Patrick Reusse
See more of the story

The Gophers softball team was flying to the Tampa Bay area on Feb. 7, with two games scheduled the next day to start the Division I Leadoff Classic in Clearwater, Fla.

The Delta flight ran into major turbulence as it neared the Florida border, the passengers rocked and rolled for a time, and the plane eventually was diverted to Melbourne, Fla. The Gophers spent the night in a hotel there, had a noon game moved to 6 p.m. and the adventure was started:

Twenty-nine nonconference games scheduled in Florida (two Clearwater tournaments), Alabama, Texas, California and Hawaii, capped by a return flight from Honolulu that reached home last Saturday.

It was an amazing bookend of travel:

The first flight of the season brought tears to several collegians who had never experienced such uncertainty in the air, and the last flight brought them home from waves splashing on Waikiki Beach to an uncertainty that not even us septuagenarians have experienced.

"We got to Honolulu on Sunday night, had a beach day on Monday, visited Pearl Harbor — which was very meaningful — on Tuesday,'' pitcher Amber Fiser said. "Our first game was against Hawaii on Wednesday night, which was after midnight in Minnesota.

"[Coach Jamie Trachsel] was keeping us up to date on the way things were changing back home, but you're out there in paradise, playing a game, and it's hard to imagine your season is going to be stopped.''

The last pitch Fiser threw as a senior was bounced to shortstop Carlie Brandt, another senior, for an out, and a 3-2 victory for the Gophers.

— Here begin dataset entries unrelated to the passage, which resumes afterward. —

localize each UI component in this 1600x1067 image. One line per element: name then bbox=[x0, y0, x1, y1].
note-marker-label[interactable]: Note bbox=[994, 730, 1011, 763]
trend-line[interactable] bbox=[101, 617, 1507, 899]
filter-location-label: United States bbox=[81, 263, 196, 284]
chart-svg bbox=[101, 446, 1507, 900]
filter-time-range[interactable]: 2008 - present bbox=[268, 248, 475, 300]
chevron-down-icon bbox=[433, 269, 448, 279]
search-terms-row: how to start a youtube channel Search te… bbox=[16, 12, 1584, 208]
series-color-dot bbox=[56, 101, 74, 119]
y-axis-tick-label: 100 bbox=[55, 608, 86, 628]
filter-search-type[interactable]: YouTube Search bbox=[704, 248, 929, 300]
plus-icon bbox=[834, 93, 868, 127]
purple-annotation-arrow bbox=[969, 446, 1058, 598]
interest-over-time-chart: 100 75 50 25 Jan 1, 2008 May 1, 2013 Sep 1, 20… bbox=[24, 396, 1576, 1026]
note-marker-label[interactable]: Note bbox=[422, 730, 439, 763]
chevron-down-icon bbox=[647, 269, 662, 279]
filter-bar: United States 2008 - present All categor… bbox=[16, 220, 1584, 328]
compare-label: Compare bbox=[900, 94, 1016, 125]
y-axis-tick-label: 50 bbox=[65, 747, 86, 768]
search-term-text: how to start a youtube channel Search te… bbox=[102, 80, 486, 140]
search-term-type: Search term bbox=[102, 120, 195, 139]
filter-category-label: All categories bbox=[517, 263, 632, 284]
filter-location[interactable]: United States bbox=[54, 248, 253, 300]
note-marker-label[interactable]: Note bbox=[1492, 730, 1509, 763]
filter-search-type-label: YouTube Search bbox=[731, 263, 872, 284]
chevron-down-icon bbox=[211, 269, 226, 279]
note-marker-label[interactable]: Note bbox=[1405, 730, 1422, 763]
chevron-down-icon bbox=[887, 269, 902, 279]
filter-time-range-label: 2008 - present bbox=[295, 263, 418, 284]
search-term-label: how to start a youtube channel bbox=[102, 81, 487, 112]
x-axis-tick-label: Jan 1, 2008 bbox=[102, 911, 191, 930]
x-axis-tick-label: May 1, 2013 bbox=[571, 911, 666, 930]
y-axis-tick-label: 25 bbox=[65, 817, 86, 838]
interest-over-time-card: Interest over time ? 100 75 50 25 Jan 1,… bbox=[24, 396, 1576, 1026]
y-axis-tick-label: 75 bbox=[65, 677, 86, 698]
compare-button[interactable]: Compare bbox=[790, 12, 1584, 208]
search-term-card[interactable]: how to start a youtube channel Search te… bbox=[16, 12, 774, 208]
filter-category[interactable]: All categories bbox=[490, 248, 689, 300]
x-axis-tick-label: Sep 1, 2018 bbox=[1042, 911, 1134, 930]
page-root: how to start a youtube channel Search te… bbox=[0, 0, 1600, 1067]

The Gophers were getting ready for an afternoon game with Texas Tech when Trachsel came with the news that spring sports were being canceled by the NCAA. The last flight for the 2020 Gophers was a red-eye out of Honolulu late on Friday night.

A year ago, the Gophers made a surprise run to the eight-team Women's College World Series, behind the tremendous pitching of Fiser. Now they were finished with a 15-9-1 record, shut down a week before their Big Ten schedule would start in Columbus, Ohio.

"There are so many thoughts … for friends, for family, really for everyone, as we face this virus,'' Fiser said. "I'm also thinking of teammates. The seniors I've been with for four years. The season is done before we had a chance to play a home game in front of our fans.

"I was very excited that in a few weeks a group of young girls that I've coached in Iowa in the summer were coming in a bus with their parents to a game.''

Fiser, Brandt, MaKenna Partain, Katelyn Kemmetmueller and Kaylen Krueger have been together since their freshman season. All will be graduating in May. Brooke Vander Heide, a transfer from Brigham Young, is also a senior.

The NCAA was quick to announce that spring sports athletes could reclaim a year of eligibility based on their much-shortened seasons.

"I don't know the details, or what it would mean for players that have been recruited for next season,'' Fiser said. "I don't have any idea yet on playing another year.''

Fiser's degree will be in business and marketing, with a minor in sports management. Graduate school is possible. So is pro softball overseas, although the pandemic could take care of that option.

If that ground-ball out in Hawaii was the end for Fiser, a career that started as a freshman backup to the great Sara Groenewegen has been off the charts.

There is no position in sports — not quarterback, not hockey goaltender, not starting pitcher in baseball — that determines the outcome of a game and a team's season to a higher degree than fast-pitch pitcher.

Fiser was among three named as first-team All-Americas in 2019, as well as UCLA's magnificent Rachel Garcia being named as a pitcher, hitter and Player of the Year.

And to support the statement that pitchers in fast-pitch are the most vital in any sport, get this:

Fiser started 40 and pitched in 46 of the Gophers' 60 games last season. Over her three seasons as the ace, she started 98 of the Gophers' 143 games and pitched in 113 (79%). The Gophers have been in the field for 947 innings, and she has pitched 604 (63.7% of them.

By comparison, Justin Verlander and Gerrit Cole, the two best starters in the American League, pitched a combined 29.8% of the Astros' innings in 2019.

Much longer season, nine-inning games and not seven, but for impact — a fast-pitch ace wins.

Amber Fiser has been all of that, plus an academic standout soon to graduate, and eventually with a decision to make about returning in 2021.